Um homem tinha três namoradas e não sabia com qual delas deveria se casar; estava envolvido emocionalmente com todas. Cada uma tinha algo que lhe chamava a atenção. Resolveu, então, fazer um teste para ver qual das moças estava mais apta a contrair matrimônio. Deu R$ 5 mil para cada uma e disse:

 “Gaste com o que quiser!”

A primeira foi ao shopping, comprou roupas, lingeries provocantes, bijuterias finas, foi ao salão de beleza e etc.. Voltou para o homem e disse:

“Gastei todo o seu dinheiro assim para ficar mais bonita para você e lhe agradar. Tudo isso porque te amo”.

A segunda também foi ao shopping, comprou roupas para ele, uma televisão moderna, dois ternos e DVDs de filmes que ele adorava. Voltou para o namorado e disse:

“Gastei todo o seu dinheiro assim para lhe fazer mais feliz e demonstrar que te amo”.

A terceira pegou o dinheiro e investiu em ações. Em uma semana duplicou o investido, devolveu os R$ 5 mil para o homem e disse:

“Apliquei seu dinheiro e ganhei o meu. Agora posso fazer o que quiser com o meu dinheiro. Tudo isso porque eu amo você”.

Ele estava mesmo disposto a subir ao altar com uma delas e ser fiel para o resto da vida.
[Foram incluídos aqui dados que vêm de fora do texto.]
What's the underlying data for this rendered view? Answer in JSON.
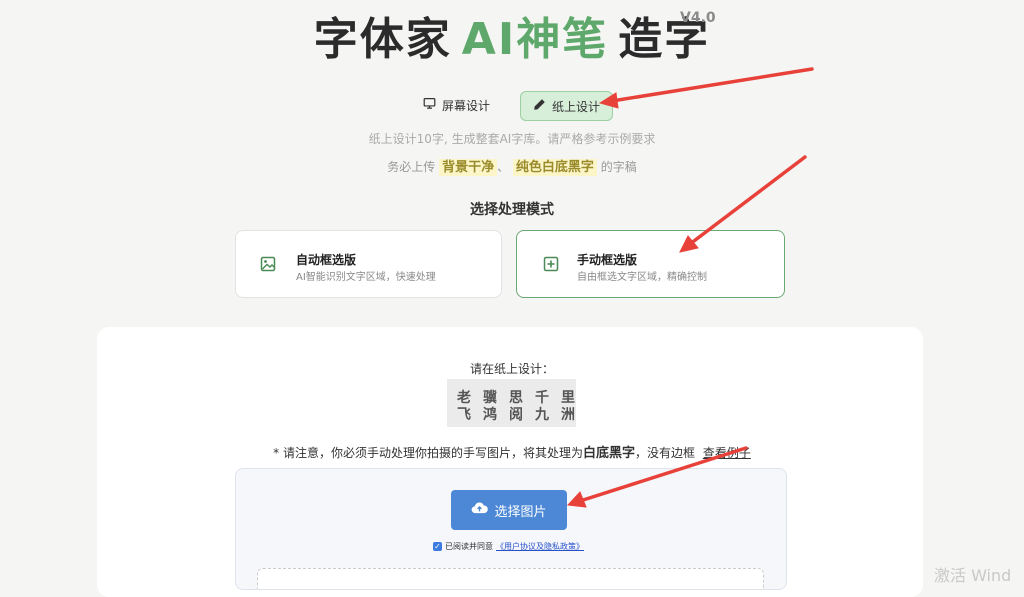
{
  "header": {
    "title_part1": "字体家",
    "title_ai": "AI神笔",
    "title_part2": "造字",
    "version": "V4.0"
  },
  "tabs": [
    {
      "label": "屏幕设计",
      "icon": "monitor-icon",
      "active": false
    },
    {
      "label": "纸上设计",
      "icon": "pencil-icon",
      "active": true
    }
  ],
  "subtitle": {
    "line1": "纸上设计10字, 生成整套AI字库。请严格参考示例要求",
    "line2_prefix": "务必上传",
    "highlight1": "背景干净",
    "sep": "、",
    "highlight2": "纯色白底黑字",
    "line2_suffix": "的字稿"
  },
  "mode_section": {
    "title": "选择处理模式",
    "options": [
      {
        "name": "自动框选版",
        "desc": "AI智能识别文字区域，快速处理",
        "icon": "image-icon",
        "selected": false
      },
      {
        "name": "手动框选版",
        "desc": "自由框选文字区域，精确控制",
        "icon": "plus-square-icon",
        "selected": true
      }
    ]
  },
  "design_panel": {
    "prompt": "请在纸上设计：",
    "chars_row1": [
      "老",
      "骥",
      "思",
      "千",
      "里"
    ],
    "chars_row2": [
      "飞",
      "鸿",
      "阅",
      "九",
      "洲"
    ],
    "notice_prefix": "* 请注意，你必须手动处理你拍摄的手写图片，将其处理为",
    "notice_bold": "白底黑字",
    "notice_suffix": "，没有边框",
    "example_link": "查看例子"
  },
  "upload": {
    "button_label": "选择图片",
    "agree_text": "已阅读并同意",
    "agree_link": "《用户协议及隐私政策》",
    "checked": true
  },
  "watermark": "激活 Wind",
  "colors": {
    "accent_green": "#5fa86c",
    "upload_blue": "#4c88d6",
    "arrow_red": "#e8413a"
  }
}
Pensou, refletiu, ponderou muito e decidiu se casar com aquela que tinha a silhueta mais provocante.

Amigo leitor, assim é a vida; todos temos direito a escolhas. Se delas advirem benefícios, ótimo. Mas se redundarem em problemas, é nossa obrigação assumir; o risco é para o bem e para o mal.

Muita gente reclama do(a) parceiro(a) quando ocorre a separação; geralmente a culpa é do outro e nunca nossa. Não podemos esquecer daquelas pessoas que dizem que o(a) companheiro(a) apresentou mudanças de caráter ou personalidade durante a vida em comum. Será que é verdade? Ou será que preferimos não enxergar o problema na época de namoro ou fingir que não existia tal dificuldade ou incompatibilidade?

Uma coisa é certa, quem resolveu arriscar, mesmo sabendo das dificuldades que iria encontrar, também tem responsabilidade na hora da separação.